Christillin e il 9 della Juve: "Rendimento David molto scarso. So che a Spalletti piace Kolo Muani"
"La mia amicizia con Malagò risale a tempi lontanissimi quando eravamo ragazzini e poi abbiamo fatto un andamento insieme, eravamo consiglieri in Giunta CONI. Ci siamo sentiti, ma solo per messaggio. A battuta, gli ho scritto 'Come diceva il grande Bartali: è tutto sbagliato è tutto da rifare'. Mi ha risposto 'Lo so bene ci proverò'. Spero ci riesca". Così Evelina Christillin, ex membro aggiuntivo della UEFA nel consiglio FIFA , ospite di Radio Anch'io Sport su Rai Radio 1, in merito al lavoro che attende il nuovo presidente federale: Abbiamo disperatamente bisogno di riforme, siamo rimasti al 2006: con il diritto di veto, con gli stadi decrepiti, con pochi investimenti sui giovani, con gli allenatori che si concentrano più sulla tattica che sulla tecnica, con numero spropositato delle squadre professionistiche".

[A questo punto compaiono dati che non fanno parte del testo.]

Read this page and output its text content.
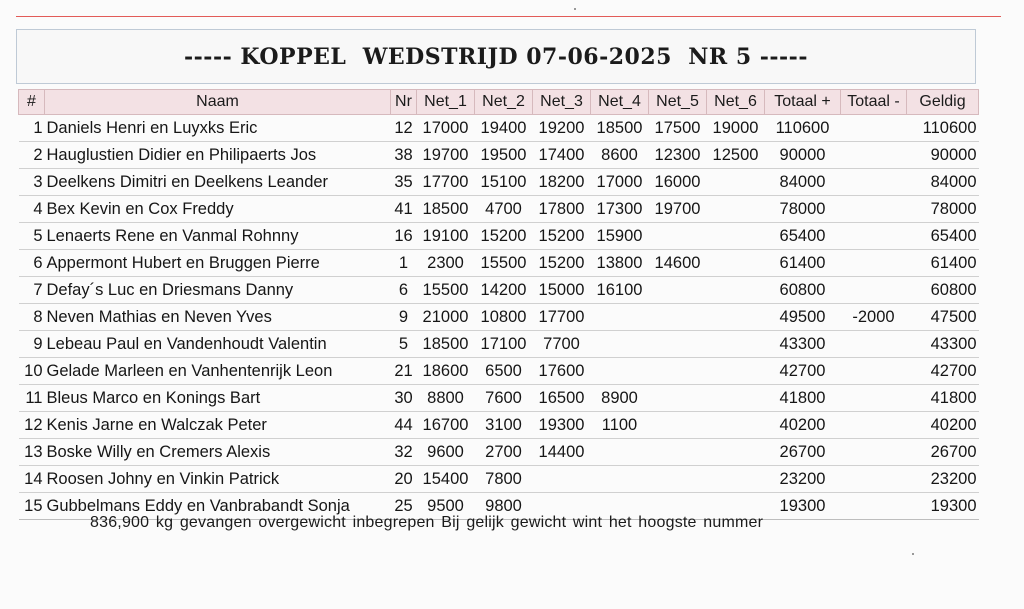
----- KOPPEL  WEDSTRIJD 07-06-2025  NR 5 -----
#	Naam	Nr	Net_1	Net_2	Net_3	Net_4	Net_5	Net_6	Totaal +	Totaal -	Geldig
1	Daniels Henri en Luyxks Eric	12	17000	19400	19200	18500	17500	19000	110600		110600
2	Hauglustien Didier en Philipaerts Jos	38	19700	19500	17400	8600	12300	12500	90000		90000
3	Deelkens Dimitri en Deelkens Leander	35	17700	15100	18200	17000	16000		84000		84000
4	Bex Kevin en Cox Freddy	41	18500	4700	17800	17300	19700		78000		78000
5	Lenaerts Rene en Vanmal Rohnny	16	19100	15200	15200	15900			65400		65400
6	Appermont Hubert en Bruggen Pierre	1	2300	15500	15200	13800	14600		61400		61400
7	Defay´s Luc en Driesmans Danny	6	15500	14200	15000	16100			60800		60800
8	Neven Mathias en Neven Yves	9	21000	10800	17700				49500	-2000	47500
9	Lebeau Paul en Vandenhoudt Valentin	5	18500	17100	7700				43300		43300
10	Gelade Marleen en Vanhentenrijk Leon	21	18600	6500	17600				42700		42700
11	Bleus Marco en Konings Bart	30	8800	7600	16500	8900			41800		41800
12	Kenis Jarne en Walczak Peter	44	16700	3100	19300	1100			40200		40200
13	Boske Willy en Cremers Alexis	32	9600	2700	14400				26700		26700
14	Roosen Johny en Vinkin Patrick	20	15400	7800					23200		23200
15	Gubbelmans Eddy en Vanbrabandt Sonja	25	9500	9800					19300		19300
836,900 kg gevangen overgewicht inbegrepen Bij gelijk gewicht wint het hoogste nummer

E ora chi sarà il prossimo ct azzurro? "Non saprei, ma credo che la Lega di A non veda il ritorno di Mancini con grande entusiasmo. Poi vedremo che deciderà Malagò. Ma prima del ct, bisogna lavorare sulla base, è quello che serve di più. Entro ottobre tocca farsi trovare con i 5 stadi da presentare alla Uefa per Euro 2032, c'è da darsi una mossa notevole".
Evelina Christillin conclude l'intervento con il capitolo Carnevali alla Juve e l'enigma del numero 9. "Carnevali è arrivato al posto giusto nel momento giusto. Credo che per la Juve sia un acquisto straordinario. Vediamo se riesce a convincere Vlahovic a rimanere. David? A parte la tripletta al Qatar, il suo rendimento lo abbiamo visto tutto l'anno alla Juve, è stato molto scarso. So che a Spalletti piace Kolo Muani, già l'anno scorso si è provato a riprenderlo. La questione numero 9 va va risolta in fretta".